Osborn v. Haley et al
MEMORANDUM OPINION & ORDER denying 109 Motion for Reconsideration. Signed by Chief Judge Thomas B. Russell on 8/3/2011. cc:counsel (KJA)
UNITED STATES DISTRICT COURT
WESTERN DISTRICT OF KENTUCKY
CASE NO: 5:03-CV-192-TBR
MEMORANDUM OPINION AND ORDER
Plaintiff has filed a motion for reconsideration (DN 109). Defendant has filed a response
(DN 110). Plaintiff has filed a reply (DN 112). For the reasons that follow, the motion for
reconsideration is DENIED.
While the Federal Rules of Civil Procedure do not expressly recognize a ‘motion for
reconsideration,’ those motions filed within ten days are generally treated as a motion to alter or
amend the judgment pursuant to Fed. R. Civ. P. 59(e). Cockrel v. Shelby County School Dist.,
270 F.3d 1036, 1047 (6th Cir. 2001)(citing 12 JAMES WM. MOORE ET AL., MOORE'S FEDERAL
PRACTICE § 59.30 (3d ed.2000)); see also Moody v. Pepsi-Cola Metro. Bottling Co., 915 F.2d
201, 206 (6th Cir. 1990) (“Motions for reconsideration of a judgment are construed as motions to
alter or amend the judgment”).
A court may grant a motion to alter or amend pursuant to Federal Rule of Civil Procedure
59(e) “if there is a clear error of law, newly discovered evidence, an intervening change in
controlling law or to prevent manifest injustice.” GenCorp v. Am. Int’l, 178 F.3d 804, 834 (6th
Cir. 1999) (internal citations omitted). This remedy “is an extraordinary [one] and should be
used sparingly.” In re J & M Salupo Development Co., 388 B.R. 795, 800-01 (6th Cir. 2008). A
Rule 59(e) motion does not provide plaintiffs another opportunity to argue the merits of their
case. Sault Ste. Marie Tribe of Chippewa Indians v. Engler, 146 F.3d 367, 374 (6th Cir. 1998).
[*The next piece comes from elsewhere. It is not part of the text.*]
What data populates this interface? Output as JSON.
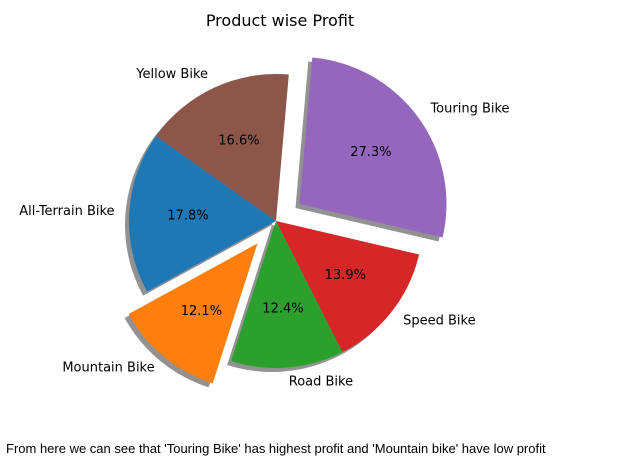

Plaintiff has essentially asked this Court to reevaluate the evidence presented during the
substitution hearing. As the standard makes clear, such a reevaluation is only appropriate if it
would “prevent manifest injustice.”
Plaintiff first asks this Court to add extra weight to the fact that Mr. Kuenzli testified that
Haley was “contentious, belligerent and uppity.” However, if Plaintiff is to be believed, that is
Haley’s normal demeanor and not indicative of his intention to have her fired following the
conversation. Similarly, his willingness to testify as to the facts he knows cannot be considered
evidence in favor of either party.1
The remainder of Plaintiff’s arguments generally take issue with the credibility of Ms.
Luber and Mr. Lisowsky, two witnesses at the hearing.2 This Court evaluated the testimony and
made credibility determinations when reaching the outcome of the original opinion, and a
reevaluation is not appropriate at this time.
It should also be noted that in an e-mail submitted by Plaintiff, Mr. Kuenzli declined to
testify if he did not have approval from his employer. DN 91, Exhibit 1, pg. 3.
Plaintiff takes issue with the characterization of Mr. Lisowsky as “the highest ranking
Forest Service member in the Land Between the Lakes area.” However, such was included only
to convey the factual background and relevancy of his testimony, not to imply that his testimony
was more important as a result of his rank.
Because Plaintiff has failed to demonstrate a manifest injustice or meet one of the
requirements of Rule 59(e), the motion for reconsideration is DENIED.